Teaching young heirs how to handle wealth

Your Money

December 18, 2005|By JOHN GITTELSOHN | JOHN GITTELSOHN,KNIGHT RIDDER/TRIBUNE

How do you teach kids to manage millions of dollars in inherited wealth?

Run them through a rope obstacle course. Have them compete to get the best price on a new Honda. Ask them to play the role of a father persuading a future son-in-law to sign a prenuptial agreement.

And for $30,000 each, that's what you get from IFF Advisors, an Irvine, Calif., financial planning firm that runs a two-year series of weekend workshops for affluent, financially clueless young adults.

"This course is sort of like Extreme Financial Makeover, sort of like Survivor meets The Apprentice,'" said Victoria Collins, a certified financial planner who designed the program with Doug Freeman, chairman and founder of IFF.

The program, called "Praxis," started with eight students from an Orange County, Calif., family in 2003, and now five more families from across the nation are waiting for the second course to start next year, Collins said.

Orange County, home to an estimated 5,000 families with net worth above $5 million - excluding homes - has been fertile territory for IFF, whose average client is worth $50 million. That clientele is reaching a stage in life when their biggest concern is what the next generation will do with the family fortune.

"The 20-somethings, recipients of significant wealth, are the heart of the problem," Freeman said. "There's a scary tendency. They don't develop career opportunities. They don't need to get up and go to work."

A handful of groups offer similar programs, such as Wealthbridge Partnerships in Washington and the Institute for Private Investors in New York City.

The IFF program started in 2003 with Lloyd Klein of Anaheim, Calif., paying $240,000 for his eight grandchildren to enroll.

A Nebraska native and World War II pilot, Klein launched a construction company in 1954 that evolved into a real estate empire with commercial buildings and 2,500 apartments across Southern California.

The Kleins would not disclose the size of the family trust, but they run a separate, private foundation with an endowment estimated to be worth $18 million next year.

Lloyd Klein's four children often feuded over money.

"My brother and sisters and I didn't always get along," said Jim Klein, 50, who manages the family business. "None of them work and they get a sizable salary. They aren't always pleased with me."

The tensions passed to the third generation, who rarely saw each other growing up. While Jim Klein's daughter and son were brought into the family company, the other cousins went their own ways, joining the Air Force, opening a cabinet-making business, working in a motorcycle shop.

"My parents pushed us to get our own jobs," said Jim Klein's niece, Kelly Klein, 23, a community college student and office receptionist who lives with her parents in Norco, Calif. "My brothers and I work for a living."

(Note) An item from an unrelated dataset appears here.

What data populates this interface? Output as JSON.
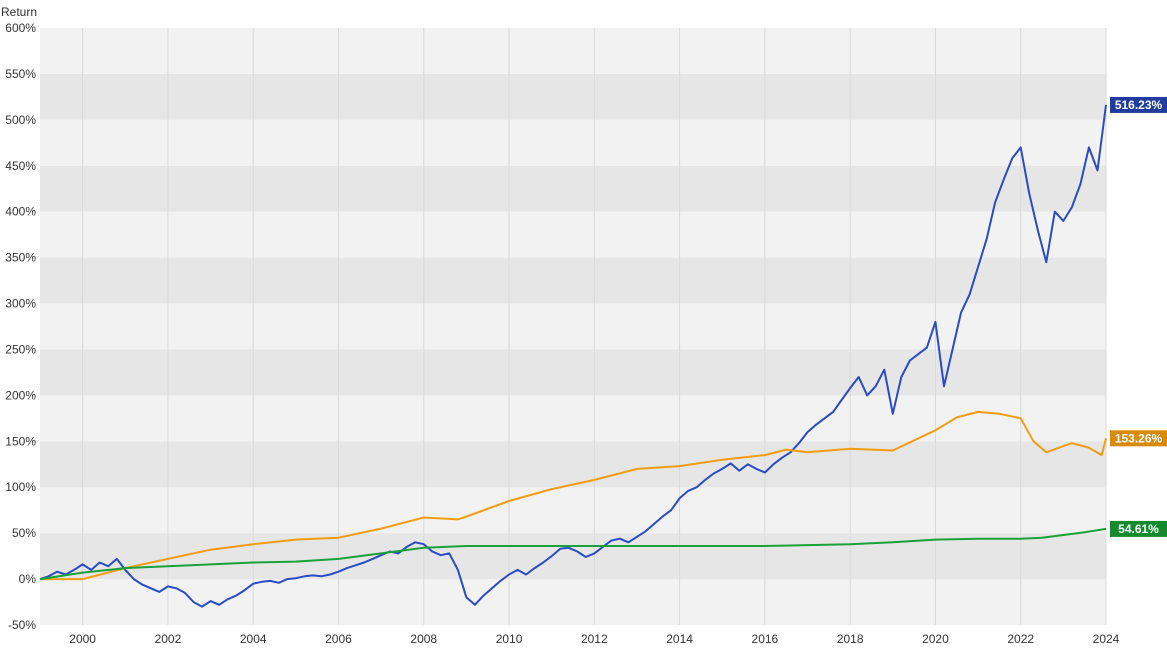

Despite the tensions, Lloyd Klein dreamed that his grandchildren would some day work together. He died in January, at age 85, before they completed the course.

The cousins, who ranged in age from 19 to 32 when the course started, became reacquainted during six weekend seminars at hotels in California and Nevada.

"It helped us become closer," said Nicole Klein, 23, Jim's daughter. "We're the future. For us to work as a group, we needed to get to know each other."

The program is equal parts financial and family counseling. Classroom lessons are as simple as balancing a checkbook and as emotionally complex as prenuptial agreements.

The cousins ran through a series of rope obstacle courses to build a sense of team spirit.

"I'm afraid of heights and I was afraid I wasn't going to be able to do it," said Pamela Broede, 34, a step-cousin who lives in Springdale, Ark. "But I went ahead and did it and it helped us work together."

During a weekend in San Diego, the cousins honed their negotiating skills by competing to get the best price on a new Honda. A $1,500 gap separated the highest and lowest offer on the $21,000 car.

Later, they started a joint investment portfolio - using real family money.

Lee Hausner, a former psychologist for the Beverly Hills Unified School District, developed the "life skills" curriculum with lessons in negotiations, communications, anger management and goal setting. She sees patterns in wealthy families: A patriarch's "my way or the highway" style creates a dysfunctional second generation followed by a clueless third generation.

The program's ultimate goal is to overcome bad blood by forging a durable family financial structure through limited partnerships, boards of directors and outside advisers. The ideal is forming a "legacy family," like the Rockefellers, able to preserve wealth, contribute philanthropically and serve the public for generations.

John Gittelsohn writes for Knight Ridder/Tribune.